Principes généraux
Les corticostéroïdes topiques sont largement utilisés dans le traitement des dermatoses inflammatoires. Leur efficacité et leur sécurité dépendent de manière déterminante de la classe de puissance, de la formulation galénique, de la zone d’application et de la durée du traitement. La classification par classes de puissance oriente le choix thérapeutique, mais il est important de souligner que la puissance clinique ne dépend pas uniquement du médicament et de sa concentration, mais aussi du véhicule, de l’intégrité cutanée, de la présence d’une occlusion et de l’étendue de la zone traitée.
Corticostéroïdes de très forte puissance
Les corticostéroïdes topiques de très forte puissance, comme le propionate de clobétasol à 0,05%, doivent être réservés aux dermatoses inflammatoires sévères et résistantes. Leur utilisation doit être limitée à des cures courtes, toujours avec une réévaluation clinique stricte. Ils sont déconseillés sur le visage, les plis et les organes génitaux, ainsi qu’en présence d’infection cutanée non traitée, de rosacée, de dermatite périorale, d’acné vulgaire ou de lésions ulcérées.
Corticostéroïdes de forte puissance
Les corticostéroïdes de forte puissance, notamment la bétaméthasone, la mométasone, la méthylprednisolone et la fluticasone dans certaines formulations, sont efficaces dans le traitement des dermatoses inflammatoires modérées à sévères. Ils doivent être utilisés pendant des périodes limitées, en évitant de dépasser une à deux applications par jour. L’utilisation prolongée ou inappropriée est associée à une augmentation du risque d’effets indésirables locaux et systémiques.

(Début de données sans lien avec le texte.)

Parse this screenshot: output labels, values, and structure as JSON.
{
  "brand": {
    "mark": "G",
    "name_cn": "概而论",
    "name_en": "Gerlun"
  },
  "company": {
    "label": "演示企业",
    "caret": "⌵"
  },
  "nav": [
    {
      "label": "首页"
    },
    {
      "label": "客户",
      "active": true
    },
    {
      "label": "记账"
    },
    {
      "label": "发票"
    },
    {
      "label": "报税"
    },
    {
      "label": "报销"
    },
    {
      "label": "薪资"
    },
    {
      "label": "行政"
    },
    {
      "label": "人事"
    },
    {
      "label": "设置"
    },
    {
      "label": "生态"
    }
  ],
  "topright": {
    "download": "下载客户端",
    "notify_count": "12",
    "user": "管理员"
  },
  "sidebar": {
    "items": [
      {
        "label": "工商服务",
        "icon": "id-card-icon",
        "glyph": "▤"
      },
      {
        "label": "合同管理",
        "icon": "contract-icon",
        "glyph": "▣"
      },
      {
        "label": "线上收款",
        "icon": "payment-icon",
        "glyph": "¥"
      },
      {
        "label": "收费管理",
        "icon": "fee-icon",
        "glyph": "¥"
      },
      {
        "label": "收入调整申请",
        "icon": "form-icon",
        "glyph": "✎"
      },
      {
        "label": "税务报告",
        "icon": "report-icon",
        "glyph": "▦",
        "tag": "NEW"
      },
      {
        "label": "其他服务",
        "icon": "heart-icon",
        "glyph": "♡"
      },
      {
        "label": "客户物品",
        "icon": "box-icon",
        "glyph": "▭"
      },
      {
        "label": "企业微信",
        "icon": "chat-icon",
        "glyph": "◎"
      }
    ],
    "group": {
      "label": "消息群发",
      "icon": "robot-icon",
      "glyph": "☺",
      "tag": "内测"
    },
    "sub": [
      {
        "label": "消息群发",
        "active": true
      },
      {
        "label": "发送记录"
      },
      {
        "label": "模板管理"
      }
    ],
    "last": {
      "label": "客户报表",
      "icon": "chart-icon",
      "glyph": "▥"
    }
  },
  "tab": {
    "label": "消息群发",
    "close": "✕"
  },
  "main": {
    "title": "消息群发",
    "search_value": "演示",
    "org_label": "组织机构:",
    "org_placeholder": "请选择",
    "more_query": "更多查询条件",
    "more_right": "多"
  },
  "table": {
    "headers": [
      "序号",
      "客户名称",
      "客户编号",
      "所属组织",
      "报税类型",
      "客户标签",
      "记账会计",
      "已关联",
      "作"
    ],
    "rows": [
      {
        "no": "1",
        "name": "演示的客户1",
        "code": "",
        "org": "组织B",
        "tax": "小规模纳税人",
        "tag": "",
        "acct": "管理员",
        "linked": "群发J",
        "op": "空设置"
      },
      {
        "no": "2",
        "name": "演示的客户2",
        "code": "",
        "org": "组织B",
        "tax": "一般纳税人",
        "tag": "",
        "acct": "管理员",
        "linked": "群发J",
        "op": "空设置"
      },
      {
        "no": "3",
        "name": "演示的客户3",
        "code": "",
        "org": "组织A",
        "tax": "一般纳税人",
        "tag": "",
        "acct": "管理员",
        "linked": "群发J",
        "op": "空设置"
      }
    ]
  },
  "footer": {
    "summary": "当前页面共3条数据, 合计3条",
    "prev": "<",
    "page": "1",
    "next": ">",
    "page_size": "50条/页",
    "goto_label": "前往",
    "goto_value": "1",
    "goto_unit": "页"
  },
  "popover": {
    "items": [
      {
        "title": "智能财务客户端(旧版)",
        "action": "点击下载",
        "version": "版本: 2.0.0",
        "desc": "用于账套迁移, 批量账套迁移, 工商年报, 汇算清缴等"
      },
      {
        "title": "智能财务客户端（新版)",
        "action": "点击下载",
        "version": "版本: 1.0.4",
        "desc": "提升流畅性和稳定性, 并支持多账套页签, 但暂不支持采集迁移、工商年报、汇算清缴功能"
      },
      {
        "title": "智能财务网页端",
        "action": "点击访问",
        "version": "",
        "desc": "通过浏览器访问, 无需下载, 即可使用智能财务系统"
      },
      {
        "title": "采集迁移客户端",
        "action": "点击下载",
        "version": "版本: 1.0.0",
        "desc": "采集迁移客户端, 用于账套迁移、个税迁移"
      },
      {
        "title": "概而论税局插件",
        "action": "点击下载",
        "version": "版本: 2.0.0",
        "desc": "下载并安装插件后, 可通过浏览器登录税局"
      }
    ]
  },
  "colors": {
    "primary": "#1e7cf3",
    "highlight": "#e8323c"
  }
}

Corticostéroïdes de puissance moyenne
Les corticostéroïdes de puissance moyenne présentent un profil de sécurité plus favorable et sont fréquemment utilisés dans les dermatoses inflammatoires de gravité intermédiaire ou lors des phases de désescalade thérapeutique. Dans ces cas, le choix du véhicule est particulièrement important, permettant d’adapter le traitement au type de lésion et à la localisation anatomique, afin d’optimiser l’efficacité tout en minimisant les risques.
Corticostéroïdes de faible puissance
Les corticostéroïdes de faible puissance, comme l’hydrocortisone à 1%, sont privilégiés sur les zones de peau fine, notamment le visage, les plis et les organes génitaux, ainsi que chez l’enfant. Ils sont adaptés aux cures courtes ou au traitement d’entretien intermittent, toujours avec une surveillance clinique appropriée.
Effets indésirables et sécurité
Les effets indésirables possibles comprennent l’atrophie cutanée, les vergetures irréversibles, les télangiectasies, l’hypertrichose locale, l’hypopigmentation, ainsi que l’acné ou la folliculite induites par les corticostéroïdes. Une aggravation d’infections cutanées non traitées peut survenir et, dans certaines situations, une absorption systémique est possible. L’utilisation périoculaire prolongée est associée à un risque de glaucome et de cataracte, et l’utilisation prolongée de corticostéroïdes puissants sur le visage ou les organes génitaux peut conduire au syndrome de sevrage des corticostéroïdes topiques.
Choix de la formulation
Le choix approprié de la formulation est essentiel. Les crèmes sont préférables pour les lésions humides ou exsudatives, les pommades pour les lésions sèches ou lichénifiées, et les lotions, solutions ou mousses pour les zones pileuses ou étendues. L’occlusion et l’association à des agents kératolytiques augmentent la pénétration du corticostéroïde et le risque d’effets indésirables, et doivent donc être utilisées avec prudence.
Principes d’utilisation rationnelle
Dans tous les cas, il faut privilégier la plus faible puissance efficace, la durée la plus courte possible et une réévaluation clinique régulière, afin de maximiser le bénéfice thérapeutique et de réduire le risque d’effets indésirables.